Calculate the maximum wavelength of light capable of removing an electron for a hydrogen atom from the energy state characterized by \(n=1,\) by \(n=2\)

To find the energy of an electron in a hydrogen atom, we will use the formula: \[E_n = -\frac{13.6 \, eV}{n^2}\] where \(E_n\) is the energy of the electron in the nth energy level, and n is the principal quantum number. For \(n=1\), calculate the energy: \[E_1 = -\frac{13.6 \, eV}{1^2} = -13.6 \, eV\] For \(n=2\), calculate the energy: \[E_2 = -\frac{13.6 \, eV}{2^2} = -\frac{13.6 \, eV}{4} = -3.4 \, eV\]

When an electron is completely removed from an atom, it goes to the energy state with an energy of 0 eV. To find the energy required to remove the electron from each energy state, we have to calculate the difference between the energies in that state and the energy at 0 eV. Energy required to remove the electron from the state \(n=1\): \[\Delta E_1 = E_{\infty} - E_1 = 0 \, eV - (-13.6 \, eV) = 13.6 \, eV\] Energy required to remove the electron from the state \(n=2\): \[\Delta E_2 = E_{\infty} - E_2 = 0 \, eV - (-3.4 \, eV) = 3.4 \, eV\]

The energy and wavelength of a photon are related through the equation: \[E = h\cdot c / \lambda\] where \(E\) is the energy of the photon, \(h\) is Planck's constant (\(4.135667696 \times 10^{-15} eV\cdot s\)), \(c\) is the speed of light (\(3 \times 10^8 m/s\)), and \(\lambda\) is the wavelength of the photon.
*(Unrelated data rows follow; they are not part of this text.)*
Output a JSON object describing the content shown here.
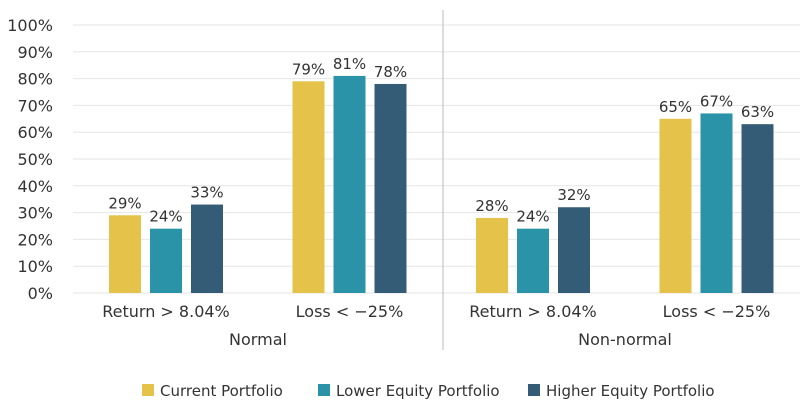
{
  "chart_data": {
    "type": "bar",
    "groups": [
      "Normal",
      "Non-normal"
    ],
    "categories": [
      "Return > 8.04%",
      "Loss < −25%"
    ],
    "series": [
      {
        "name": "Current Portfolio",
        "color": "#E5C34A",
        "values": [
          [
            29,
            79
          ],
          [
            28,
            65
          ]
        ]
      },
      {
        "name": "Lower Equity Portfolio",
        "color": "#2A93A8",
        "values": [
          [
            24,
            81
          ],
          [
            24,
            67
          ]
        ]
      },
      {
        "name": "Higher Equity Portfolio",
        "color": "#355C77",
        "values": [
          [
            33,
            78
          ],
          [
            32,
            63
          ]
        ]
      }
    ],
    "data_labels": [
      [
        [
          "29%",
          "79%"
        ],
        [
          "28%",
          "65%"
        ]
      ],
      [
        [
          "24%",
          "81%"
        ],
        [
          "24%",
          "67%"
        ]
      ],
      [
        [
          "33%",
          "78%"
        ],
        [
          "32%",
          "63%"
        ]
      ]
    ],
    "y_ticks": [
      "0%",
      "10%",
      "20%",
      "30%",
      "40%",
      "50%",
      "60%",
      "70%",
      "80%",
      "90%",
      "100%"
    ],
    "ylim": [
      0,
      100
    ],
    "grid": true,
    "legend_position": "bottom"
  }
}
Rearrange the equation to find the wavelength that corresponds to the energy: \[\lambda = \frac{h\cdot c}{E}\] For the energy state n=1: \[\lambda_1 = \frac{4.135667696 \times 10^{-15} eV\cdot s \cdot 3 \times 10^8 m/s}{13.6 \, eV} = 91.18 \times 10^{-9} m\] For the energy state n=2: \[\lambda_2 = \frac{4.135667696 \times 10^{-15} eV \cdot s \cdot 3 \times 10^8 m/s}{3.4 \, eV} = 364.74 \times 10^{-9} m\] So, the maximum wavelength of light capable of removing an electron for a hydrogen atom from the energy state characterized by \(n=1\) is approximately 91.18 nm, and for the energy state characterized by \(n=2\) is approximately 364.74 nm.